By Hara Estroff Marano, published on July 1, 2004 - last reviewed on June 15, 2005
Three years ago I met and casually dated a man with whom I chose not to pursue a relationship, due to our differing objectives in life. He lacks ambition, is not well educated and does not know how to treat a lady. For eight months we stopped talking. In that time he was diagnosed with multiple sclerosis. As his condition worsened, he contacted me with the intention of establishing a relationship. I've offered my friendship, support, suggestions and caring, not feeling the same is being returned. This man, however, feels he is falling in love with me. I don't know how to draw the boundary for friendship; I feel he is desperate to settle down before his disease progresses further. Is my best option to cut ties altogether? I feel as if I'm becoming co-dependent, while I feel he disregards any events occurring in my life.

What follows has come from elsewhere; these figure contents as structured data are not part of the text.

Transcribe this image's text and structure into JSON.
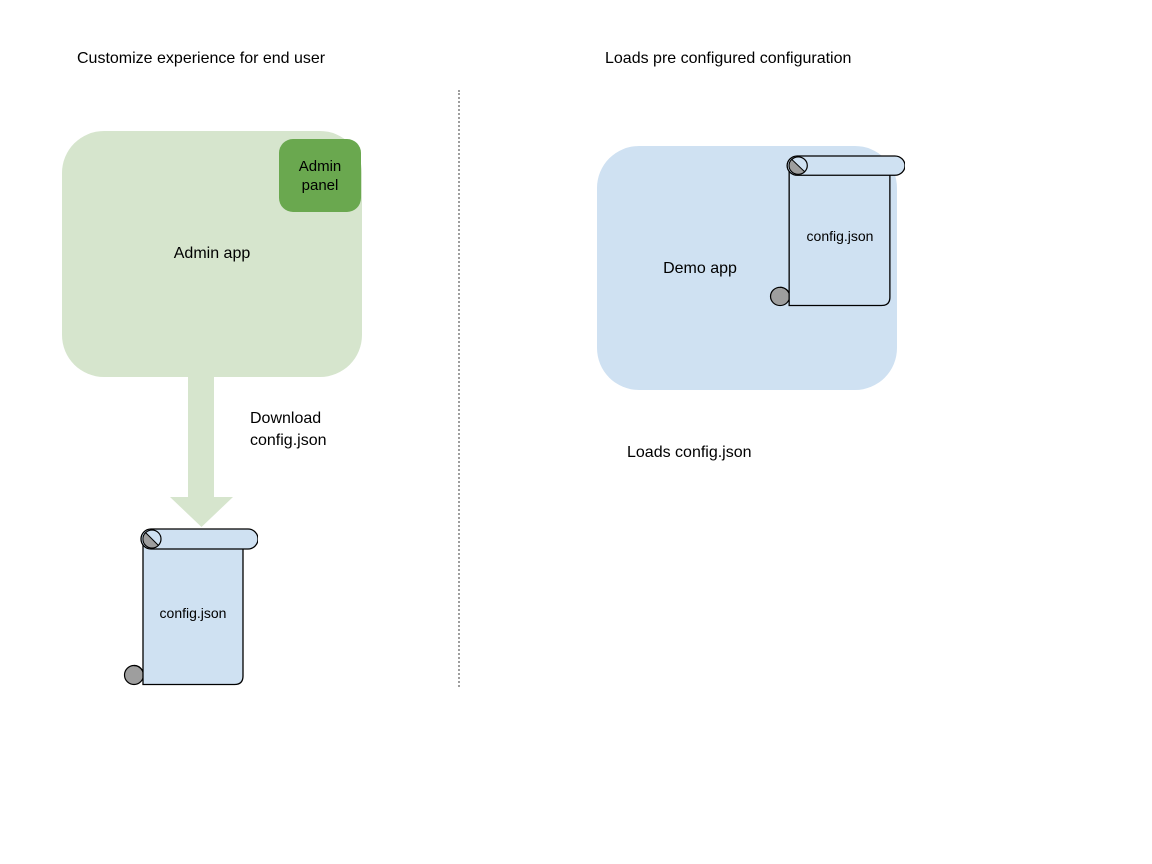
{
  "colors": {
    "app_green": "#d6e5cd",
    "badge_green": "#6aa84f",
    "arrow_green": "#d6e5cd",
    "app_blue": "#cfe1f2",
    "scroll_blue": "#cfe1f2",
    "roll_gray": "#9e9e9e",
    "outline": "#000000",
    "divider_gray": "#9e9e9e"
  },
  "left_panel": {
    "title": "Customize experience for end user",
    "app_box": {
      "label": "Admin app"
    },
    "badge": {
      "label": "Admin panel"
    },
    "arrow_caption": "Download config.json",
    "config_file": {
      "label": "config.json"
    }
  },
  "right_panel": {
    "title": "Loads pre configured configuration",
    "app_box": {
      "label": "Demo app"
    },
    "config_file": {
      "label": "config.json"
    },
    "caption": "Loads config.json"
  }
}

I am not at all sure what you mean by "co-dependent." It is a term that should be stricken from the relationship lexicon, because all close friendships and partnerships involve co-dependency in the descriptive sense; there's nothing pathological about it. I applaud your empathy for Mr. Bad News and your attempt to maintain a friendship. You didn't deem him good mate material before his diagnosis, nor should you now. I'm not even sure why you feel compelled to maintain a friendship with a person who doesn't know that friendship, like all relationships, involves reciprocity.
Please recognize that you are under no psychological or ethical obligation to get involved with anyone, whether or not he has multiple sclerosis, halitosis or an array of endearing personality traits, although you are obligated to act kindly. Each of us alone is responsible for our own feelings, including the love we develop. Choosing as a love object someone who does not reciprocate one's feelings, as Mr. Bad News has done, suggests either that he doesn't know how to read social signals or that he is a bit out of touch with reality. Or perhaps your messages to him are ambiguous.
Your friend definitely has a lot of psychological repair work to do, made all the more urgent by serious illness. Neither guilt nor pity on your part will help either of you. If you choose to maintain a friendship with Mr. Bad News, or anyone else, for that matter, then you must make the rules clear. Since he seems to have some trouble deciphering them correctly, you need to be quite explicit with him.
You might say something like this: "I know you didn't ask to get multiple sclerosis and it must be very distressing to have such a progressive condition. But it doesn't change my wish to maintain a friendship-only relationship with you. I feel uncomfortable when you interpret my caring as something more than friendship. If my presence in your life misleads you as to my intentions, then for your sake I will have to step out of your life. Either way, it would be wise for you to get some relief from the emotional pressures you are under. Perhaps you might consider joining a support group of people in the same boat. You can begin immediately by searching online."
I don't believe in cutting people off, but if Mr. Bad News can't accept friendship as friendship, then you can exit knowing you will have done more than your share in helping him.